2009年01月12日 | Weblog
「那●内連公」(●は判読不能字)と判読 連はムラジ?
 百済時代木簡皮と破片129点が確認された。この遺物は、紙の代用として書いた木簡を再利用するために、「鉋屑(かんなくず)」のように刃物で片面を削り出す過程でできたとみられる。

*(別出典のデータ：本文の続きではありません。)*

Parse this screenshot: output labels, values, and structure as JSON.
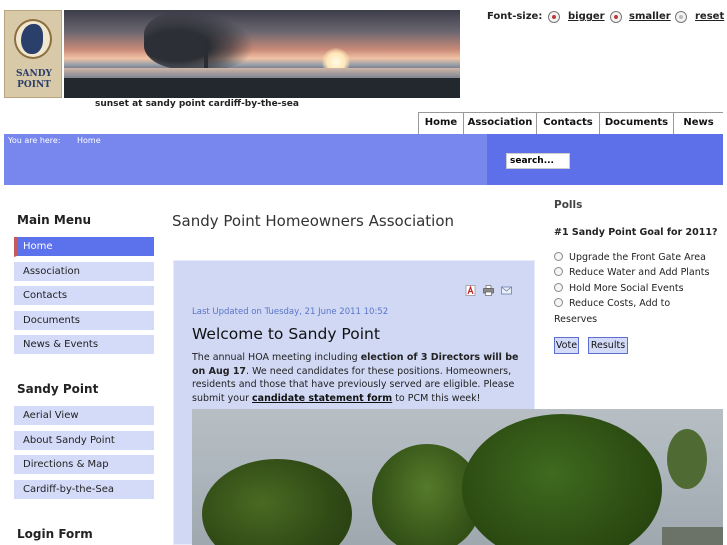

また扶余双北里遺跡で出土した百済時代木簡に、百済と倭の間の交流実状を知らせる文字資料という新しい判読結果も公開された。
 国立扶余博物館は扶余陵山里寺の跡地出土品を再整理する過程で、手刀で削り出した木簡皮129点を確認して、その結果を百済時代木簡全般に関する調査資料集として発刊した「百済時代木簡」を通して公開した。
 木簡皮と破片に、稲など穀物類が行き来した文書の一部と見える「石」(1石を意味)や、文書が終了したことを意味する「了」などの字が確認された。
また、1999年扶余双北里遺跡で百済時代の物品荷札用百済時代木簡はこれまでに文字があるという点は確認されていたが、正確な判読はされていなかったが、今回赤外線を通して精密な判読が試みられた。
 その結果、扶余博物館は「(那●内連公)」(●は判読不能字)と判読結果を示して、「連(ムラジ)」という字は日本古代の大和政権(야마토 정권)で官職を基盤に与えられた姓(カバネ)に該当すると見ることができるという見解を出した。このような説明が妥当ならば、この木簡が製作された当時、百済には「連(ムラジ)」という姓を持った倭人が活動していたことに繋がる。中国の正史の中の一つ周書の百済伝には、百済には中国と新羅と倭人が居住していたという記録が見え、百済と倭国の間に人的・物的交流が活発だったことを見せる初めての実物資料となる。
[参考:2009.1.8聯合ニュース、朝鮮日報]
[参考:前出]
 前出の、国立扶余博物館・李鎔賢氏が発表された資料「韓国木簡の現在・百済木簡 ─新出資料を中心にと題して」の中では、双北里で出土した木簡の中に「首比」と書いたものがあり、「首」「比」は日本書紀百済関係資料に見える用字である、と記している。今回の判読結果とともに、百済と倭の交流の新たな発見の一ページになるかもしれない。